Good Morning Friends,
Lent invites us to return to the God who loves, forgives, and restores. The Scriptures before us today paint a single, unified picture: God’s generosity and mercy are the pattern for our own. The question is not how much we give, but whether our giving and forgiving flow from love. So, Are We Giving and Forgiving From the Heart?
Scripture: Deuteronomy 9:4b–10, Daniel 9:4b–10, Psalm 79:8–13, Malachi 3:10, and Luke 6:36–38
Message: Let’s dive into today’s Bible verses. In Deuteronomy 9 and Daniel 9 both Moses and Daniel stand before God confessing the sins of their people. They do not defend themselves. They do not bargain. They appeal to God’s character— “great and awesome…keeping covenant and steadfast love.” Their prayers remind us that God’s mercy is not earned; it is given. And because God forgives freely, we are invited to forgive freely. God forgives generationally.
The psalmist pleads for a God whose mercy becomes a song, “Do not remember against us the sins of our ancestors…let your compassion come speedily to meet us.” This is Lent’s cry. We ask God to heal what we have broken and to restore what sin has damaged. And when God does, the psalmist says, we become “the people of your pasture,” offering praise from generation to generation. Forgiveness becomes worship.
Malachi challenges our fear: “Bring the full tithe…see if I will not open the windows of heaven.” The issue is not money, it is trust. God uses giving to reveal what we love and what we fear. When we cling tightly, fear rules us. When we open our hands, we discover that God has already opened His. God provides abundantly.

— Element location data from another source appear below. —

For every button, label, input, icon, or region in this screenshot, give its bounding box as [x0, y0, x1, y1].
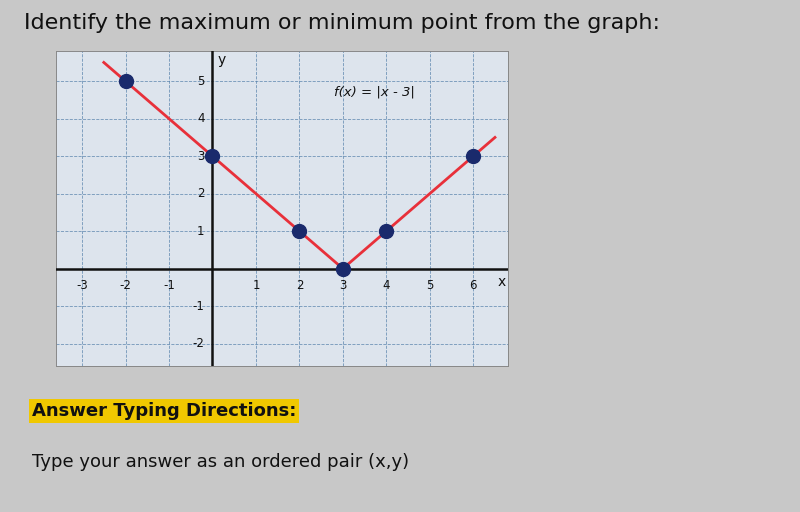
Text: 4: 4 — [382, 279, 390, 292]
Text: Answer Typing Directions:: Answer Typing Directions: — [32, 402, 296, 420]
Text: 1: 1 — [197, 225, 205, 238]
Text: -2: -2 — [120, 279, 131, 292]
Text: 5: 5 — [426, 279, 434, 292]
Text: 4: 4 — [197, 112, 205, 125]
Text: f(x) = |x - 3|: f(x) = |x - 3| — [334, 85, 415, 98]
Text: -1: -1 — [163, 279, 175, 292]
Text: x: x — [498, 275, 506, 289]
Text: 2: 2 — [296, 279, 303, 292]
Text: 1: 1 — [252, 279, 260, 292]
Text: 3: 3 — [339, 279, 346, 292]
Text: 2: 2 — [197, 187, 205, 200]
Text: y: y — [218, 53, 226, 67]
Text: -3: -3 — [76, 279, 88, 292]
Text: -2: -2 — [193, 337, 205, 350]
Text: 3: 3 — [198, 150, 205, 163]
Text: Identify the maximum or minimum point from the graph:: Identify the maximum or minimum point fr… — [24, 13, 660, 33]
Text: -1: -1 — [193, 300, 205, 313]
Text: 6: 6 — [470, 279, 477, 292]
Text: 5: 5 — [198, 75, 205, 88]
Text: Type your answer as an ordered pair (x,y): Type your answer as an ordered pair (x,y… — [32, 453, 409, 471]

In Luke Jesus brings it all together: “Be merciful, just as your Father is merciful.” Before He speaks of giving, He speaks of mercy, forgiveness, and refusing to judge. Why? Because giving without mercy becomes a transaction, but giving rooted in mercy becomes grace. Jesus promises that the measure we use—whether judgment or forgiveness—will be the measure returned to us, “pressed down, shaken together, running over.” God calls us to mercy.
And So, when we give or forgive from love—not guilt, not reward, not pressure—we participate in God’s own generosity. And when we do, God multiplies joy, grace, and abundance in ways we could never manufacture on our own. We become more open to God’s ways…shining a purer light from the heart. Lent teaches us that the real test is love…a love that dispels our fear. Where fear tightens our grip, love opens it. Where fear condemns, love forgives. Where fear counts the cost, love trusts the Giver of all good things. This is the heart of the message.
Pray that God softens our hearts to love as He loves. Pray for courage to forgive as freely as we have been forgiven. Pray to trust God’s abundance more than our fear. Pray to give cheerfully, generously, and often. Pray that our lives reflect the mercy of the One who poured Himself out for us. Pray that our giving and forgiving glorify God’s name and draw us deeper into His heart.